Dr Murallitharan said public sector cancer patients may discontinue treatment either because they get “lost within the system”, such as nurse changes or staff forgetting to call long-term patients for follow-up, or because of patient-related factors, such as patients choosing to discontinue maintenance treatment after undergoing chemotherapy.

“Psychosocial support within MOH and MOE structure is largely NGO-run. Sustainability in programmes where there are certain hospital-based champions, if there’s a consultant or head of department who believes in psychosocial support, they’ll pull a hospital psychologist and say you must work here two days a week. But if they don’t do that, it doesn’t happen,” the cancer advocate added.

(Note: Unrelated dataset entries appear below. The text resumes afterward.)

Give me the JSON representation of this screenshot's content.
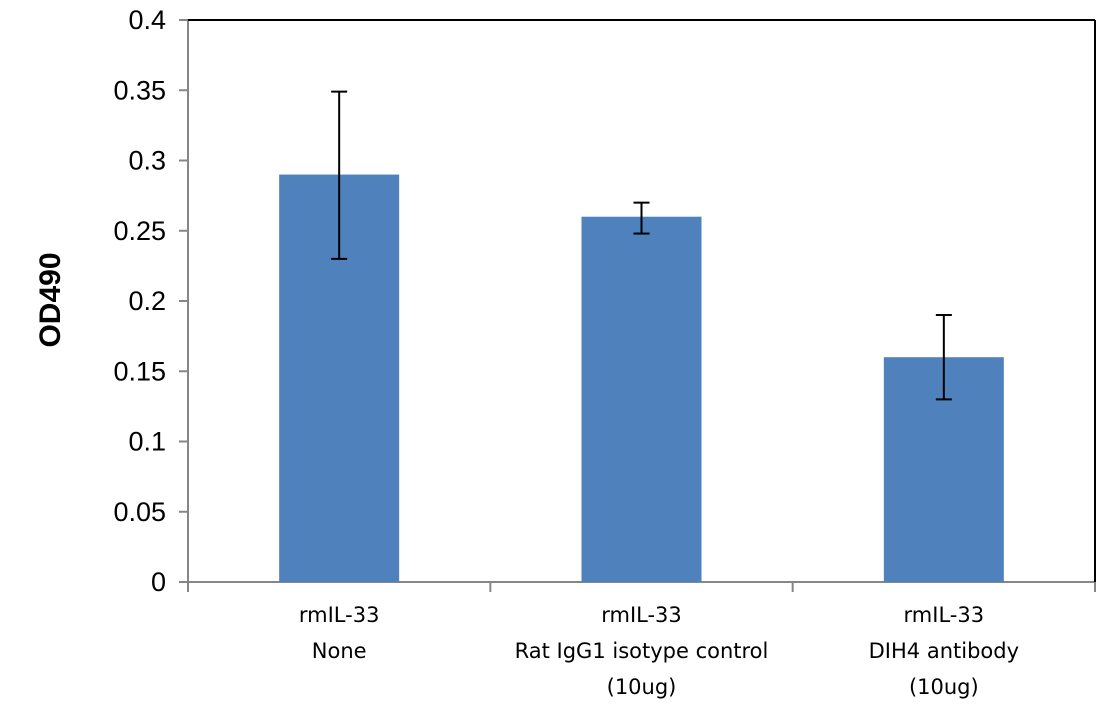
{
  "chart_data": {
    "type": "bar",
    "categories": [
      [
        "rmIL-33",
        "None"
      ],
      [
        "rmIL-33",
        "Rat IgG1 isotype control",
        "(10ug)"
      ],
      [
        "rmIL-33",
        "DIH4 antibody",
        "(10ug)"
      ]
    ],
    "values": [
      0.29,
      0.26,
      0.16
    ],
    "error_low": [
      0.23,
      0.248,
      0.13
    ],
    "error_high": [
      0.349,
      0.27,
      0.19
    ],
    "ylabel": "OD490",
    "xlabel": "",
    "title": "",
    "ylim": [
      0,
      0.4
    ],
    "yticks": [
      {
        "value": 0,
        "label": "0"
      },
      {
        "value": 0.05,
        "label": "0.05"
      },
      {
        "value": 0.1,
        "label": "0.1"
      },
      {
        "value": 0.15,
        "label": "0.15"
      },
      {
        "value": 0.2,
        "label": "0.2"
      },
      {
        "value": 0.25,
        "label": "0.25"
      },
      {
        "value": 0.3,
        "label": "0.3"
      },
      {
        "value": 0.35,
        "label": "0.35"
      },
      {
        "value": 0.4,
        "label": "0.4"
      }
    ],
    "bar_color": "#4f81bd",
    "grid": false,
    "legend": "none"
  }
}
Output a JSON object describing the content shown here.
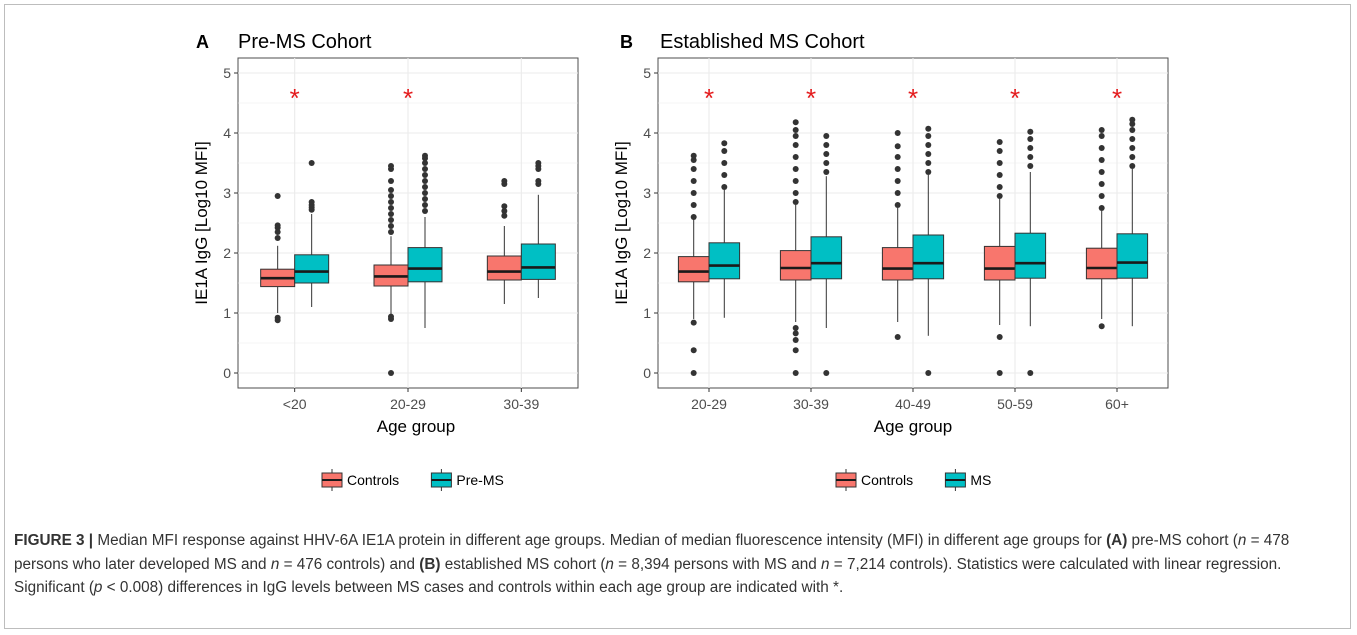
{
  "colors": {
    "controls": "#F8766D",
    "cases": "#00BFC4",
    "asterisk": "#E41A1C",
    "panel_bg": "#FFFFFF",
    "grid": "#EBEBEB"
  },
  "chart_data": [
    {
      "type": "box",
      "panel_letter": "A",
      "title": "Pre-MS Cohort",
      "xlabel": "Age group",
      "ylabel": "IE1A IgG [Log10 MFI]",
      "ylim": [
        -0.25,
        5.25
      ],
      "yticks": [
        "0",
        "1",
        "2",
        "3",
        "4",
        "5"
      ],
      "grid": true,
      "legend_position": "bottom",
      "categories": [
        "<20",
        "20-29",
        "30-39"
      ],
      "significant": [
        true,
        true,
        false
      ],
      "significance_symbol": "*",
      "series": [
        {
          "name": "Controls",
          "color": "#F8766D",
          "boxes": [
            {
              "q1": 1.44,
              "median": 1.58,
              "q3": 1.73,
              "lo": 1.0,
              "hi": 2.12,
              "outliers": [
                0.88,
                0.92,
                2.25,
                2.35,
                2.42,
                2.46,
                2.95
              ]
            },
            {
              "q1": 1.45,
              "median": 1.61,
              "q3": 1.8,
              "lo": 0.98,
              "hi": 2.28,
              "outliers": [
                0.0,
                0.9,
                0.94,
                2.35,
                2.45,
                2.55,
                2.65,
                2.75,
                2.85,
                2.95,
                3.05,
                3.2,
                3.4,
                3.45
              ]
            },
            {
              "q1": 1.55,
              "median": 1.69,
              "q3": 1.95,
              "lo": 1.15,
              "hi": 2.45,
              "outliers": [
                2.62,
                2.7,
                2.78,
                3.15,
                3.2
              ]
            }
          ]
        },
        {
          "name": "Pre-MS",
          "color": "#00BFC4",
          "boxes": [
            {
              "q1": 1.5,
              "median": 1.69,
              "q3": 1.97,
              "lo": 1.1,
              "hi": 2.65,
              "outliers": [
                2.72,
                2.76,
                2.8,
                2.85,
                3.5
              ]
            },
            {
              "q1": 1.52,
              "median": 1.74,
              "q3": 2.09,
              "lo": 0.75,
              "hi": 2.6,
              "outliers": [
                2.7,
                2.8,
                2.9,
                3.0,
                3.1,
                3.2,
                3.3,
                3.4,
                3.5,
                3.58,
                3.62
              ]
            },
            {
              "q1": 1.56,
              "median": 1.76,
              "q3": 2.15,
              "lo": 1.25,
              "hi": 2.97,
              "outliers": [
                3.15,
                3.2,
                3.4,
                3.45,
                3.5
              ]
            }
          ]
        }
      ]
    },
    {
      "type": "box",
      "panel_letter": "B",
      "title": "Established MS Cohort",
      "xlabel": "Age group",
      "ylabel": "IE1A IgG [Log10 MFI]",
      "ylim": [
        -0.25,
        5.25
      ],
      "yticks": [
        "0",
        "1",
        "2",
        "3",
        "4",
        "5"
      ],
      "grid": true,
      "legend_position": "bottom",
      "categories": [
        "20-29",
        "30-39",
        "40-49",
        "50-59",
        "60+"
      ],
      "significant": [
        true,
        true,
        true,
        true,
        true
      ],
      "significance_symbol": "*",
      "series": [
        {
          "name": "Controls",
          "color": "#F8766D",
          "boxes": [
            {
              "q1": 1.52,
              "median": 1.69,
              "q3": 1.94,
              "lo": 0.9,
              "hi": 2.57,
              "outliers": [
                0.0,
                0.38,
                0.84,
                2.6,
                2.8,
                3.0,
                3.2,
                3.4,
                3.55,
                3.62
              ]
            },
            {
              "q1": 1.55,
              "median": 1.75,
              "q3": 2.04,
              "lo": 0.85,
              "hi": 2.8,
              "outliers": [
                0.0,
                0.38,
                0.55,
                0.66,
                0.75,
                2.85,
                3.0,
                3.2,
                3.4,
                3.6,
                3.8,
                3.95,
                4.05,
                4.18
              ]
            },
            {
              "q1": 1.55,
              "median": 1.74,
              "q3": 2.09,
              "lo": 0.85,
              "hi": 2.75,
              "outliers": [
                0.6,
                2.8,
                3.0,
                3.2,
                3.4,
                3.6,
                3.78,
                4.0
              ]
            },
            {
              "q1": 1.55,
              "median": 1.74,
              "q3": 2.11,
              "lo": 0.8,
              "hi": 2.9,
              "outliers": [
                0.0,
                0.6,
                2.95,
                3.1,
                3.3,
                3.5,
                3.7,
                3.85
              ]
            },
            {
              "q1": 1.57,
              "median": 1.75,
              "q3": 2.08,
              "lo": 0.9,
              "hi": 2.7,
              "outliers": [
                0.78,
                2.75,
                2.95,
                3.15,
                3.35,
                3.55,
                3.75,
                3.95,
                4.05
              ]
            }
          ]
        },
        {
          "name": "MS",
          "color": "#00BFC4",
          "boxes": [
            {
              "q1": 1.57,
              "median": 1.79,
              "q3": 2.17,
              "lo": 0.92,
              "hi": 3.05,
              "outliers": [
                3.1,
                3.3,
                3.5,
                3.7,
                3.83
              ]
            },
            {
              "q1": 1.57,
              "median": 1.83,
              "q3": 2.27,
              "lo": 0.75,
              "hi": 3.28,
              "outliers": [
                0.0,
                3.35,
                3.5,
                3.65,
                3.8,
                3.95
              ]
            },
            {
              "q1": 1.57,
              "median": 1.83,
              "q3": 2.3,
              "lo": 0.62,
              "hi": 3.3,
              "outliers": [
                0.0,
                3.35,
                3.5,
                3.65,
                3.8,
                3.95,
                4.07
              ]
            },
            {
              "q1": 1.58,
              "median": 1.83,
              "q3": 2.33,
              "lo": 0.78,
              "hi": 3.35,
              "outliers": [
                0.0,
                3.45,
                3.6,
                3.75,
                3.9,
                4.02
              ]
            },
            {
              "q1": 1.58,
              "median": 1.84,
              "q3": 2.32,
              "lo": 0.78,
              "hi": 3.4,
              "outliers": [
                3.45,
                3.6,
                3.75,
                3.9,
                4.05,
                4.15,
                4.22
              ]
            }
          ]
        }
      ]
    }
  ],
  "caption": {
    "figure_label": "FIGURE 3 |",
    "s1": " Median MFI response against HHV-6A IE1A protein in different age groups. Median of median fluorescence intensity (MFI) in different age groups for ",
    "bA": "(A)",
    "s2": " pre-MS cohort (",
    "n1": "n",
    "s3": " = 478 persons who later developed MS and ",
    "n2": "n",
    "s4": " = 476 controls) and ",
    "bB": "(B)",
    "s5": " established MS cohort (",
    "n3": "n",
    "s6": " = 8,394 persons with MS and ",
    "n4": "n",
    "s7": " = 7,214 controls). Statistics were calculated with linear regression. Significant (",
    "p": "p",
    "s8": " < 0.008) differences in IgG levels between MS cases and controls within each age group are indicated with *."
  }
}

As for survivorship for cancer patients in the private sector, their health insurance usually runs out during maintenance treatment, especially those taking innovative drugs.

“People drop out from surveillance because they think they’re so much better. If insurance runs out, they won’t see their oncologist so often,” Dr Murallitharan said.

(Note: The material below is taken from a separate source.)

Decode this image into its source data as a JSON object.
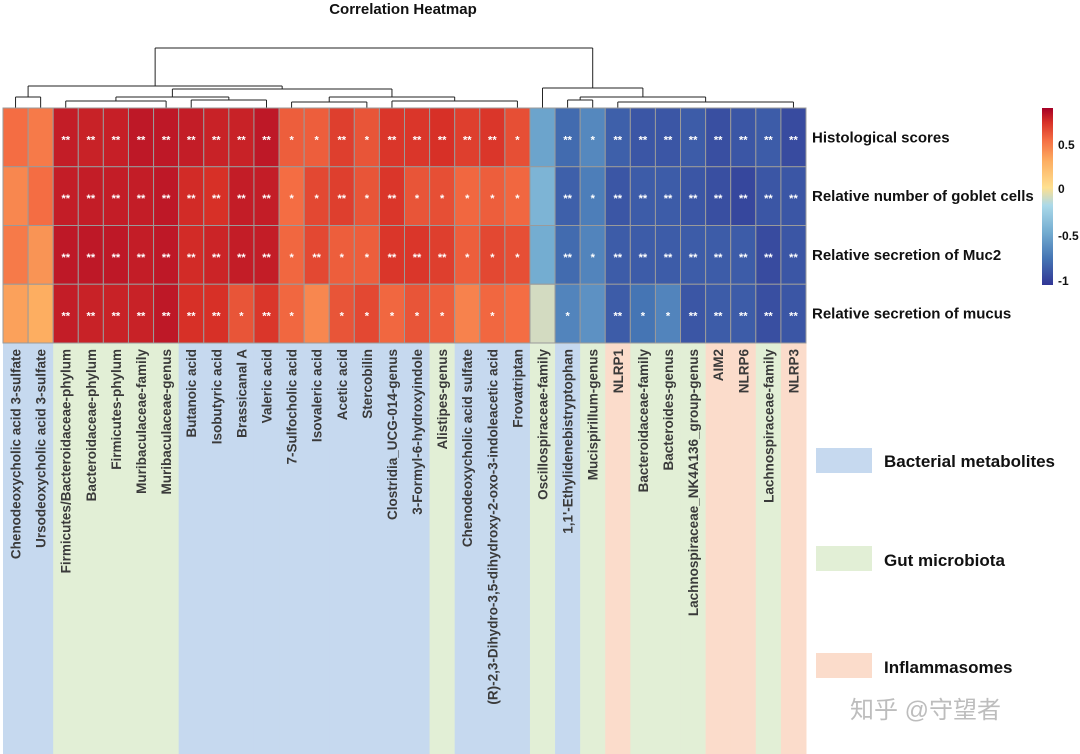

Although psychologists and therapists are available in private facilities, cancer patients usually have to pay out-of-pocket for psychological treatment because health insurance typically only covers hospitalisation.

“If you have to pick and choose between seeing your oncologist and psychologist, I have no answer.”

Non-government organisations (NGOs), on the other hand, dislike working in private hospitals because of the perception of “rich” patients, according to Dr Murallitharan.

Problems With End-Of-Life Care In Public And Private Sectors

Palliative care is available in few government hospitals, but beds are highly limited due to the long-term nature of care for patients on the death bed.

Hospice organisations, on the other hand, don’t get public funding, said Dr Murallitharan.

Sustainable palliative care is difficult to run in the private sector because it’s not covered by insurance, according to the cancer advocate.

“You start off in Ferrari level hospice, then downgrade, downgrade, downgrade,” said Dr Murallitharan. “Patients no longer receive palliative care they deserve, they just receive very basic care.”

He stressed that cancer patients cannot keep relying on the government for funding, noting that private hospitals are increasingly running corporate social responsibility (CSR) programmes, while Cancer Research Malaysia has done a patient navigation programme in Hospital Tengku Ampuan Rahimah Klang to prevent patients from getting lost in the system.

“The idea is not to let these pilot projects lie in isolation, but to scale them up,” said Dr Murallitharan.

“There’s money for health care as well, but it has to be shared across different sectors of health care. Cannot keep relying on the government to throw money at cancer.”